The book opens with a dead body. Princess Olga Karukhin, despite her royal birth and upbringing in Tsarist Russia lies on an ancient metal bed, under an assortment of tatty blankets, in a mean and shabby boarding house. It appears she has not really left the room for decades, and it would be a sad but not unexpected death except for an empty wooden trunk. Exactly what was in the recently disturbed trunk only emerges when the landlady reveals two objects of enormous value which she had been given by the seemingly destitute old lady. When Nightingale and Beddoes come upon the scene it is only after the local police have established some of the facts. A grandson, Ivan, is missing, and when Nightingale does some research he finds that the old lady was a refugee from the Revolution, who brought the younger man over with her. Beddoes is dispatched to various public houses known to be frequented by Ivan, and he finds this an ultimately challenging task. Meanwhile Nightingale investigates the Russian connection, and finds himself interested in a young woman called Stephanie as her boss seems to be thoroughly involved in the contents of the trunk. 

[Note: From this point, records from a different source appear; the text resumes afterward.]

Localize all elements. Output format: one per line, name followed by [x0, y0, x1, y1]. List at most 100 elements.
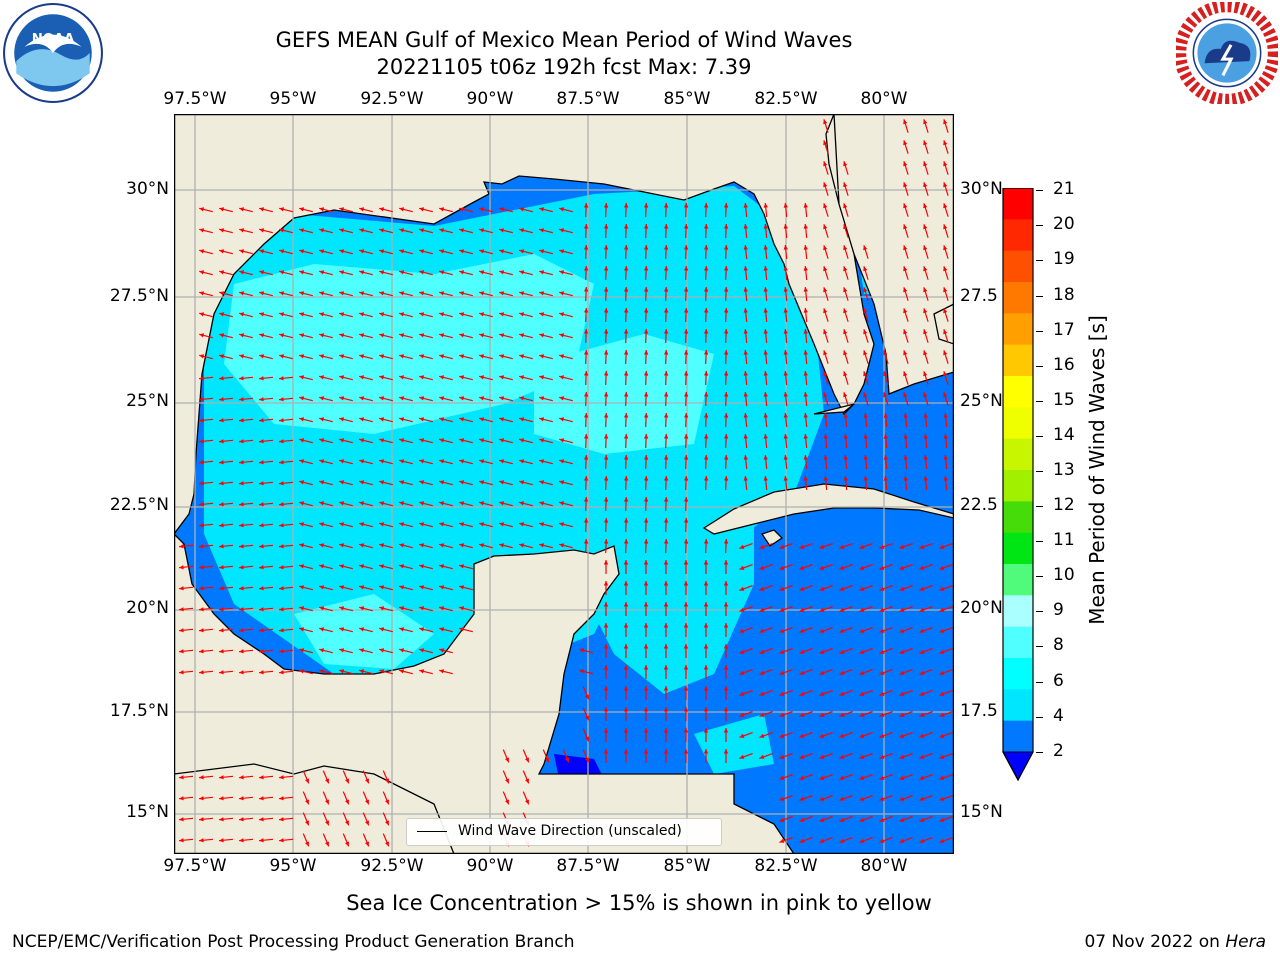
wave-direction-arrowhead — [219, 207, 225, 212]
colorbar-tick — [1036, 331, 1043, 332]
wave-direction-arrowhead — [743, 476, 748, 481]
wave-direction-arrowhead — [359, 249, 365, 254]
wave-direction-arrowhead — [279, 502, 284, 507]
wave-direction-arrowhead — [843, 350, 848, 356]
wave-direction-arrowhead — [743, 392, 748, 397]
wave-direction-arrowhead — [339, 417, 345, 422]
wave-direction-arrowhead — [239, 228, 245, 233]
wave-direction-arrowhead — [559, 354, 565, 359]
wave-direction-arrowhead — [585, 736, 589, 742]
wave-direction-arrowhead — [379, 417, 385, 422]
wave-direction-arrowhead — [939, 607, 945, 612]
wave-direction-arrowhead — [219, 291, 225, 296]
wave-direction-arrowhead — [923, 308, 928, 314]
wave-direction-arrowhead — [259, 249, 265, 254]
wave-direction-arrowhead — [299, 522, 305, 527]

This is a mature and sophisticated novel which is packed with references to Russian objects d’arte and classical tales. Snow and challenging weather play their part in journeys and other excitements. I enjoyed reading about Nightingale’s deliberations, especially in the context of his very human and realistic concerns about his wife, musical performance and general expectations. I recommend this to any fans of classic detective novels, especially those who appreciate character led stories. Another excellent choice by the British Library, especially for this time of year.      


As I indicated a few posts ago I will not be posting a round up of the year or top ten books – I have reviewed about two hundred books this year and life is too complicated to plough through them all! I will be looking to review at least two more British Library books over the next few days, Christmas lunches permitting!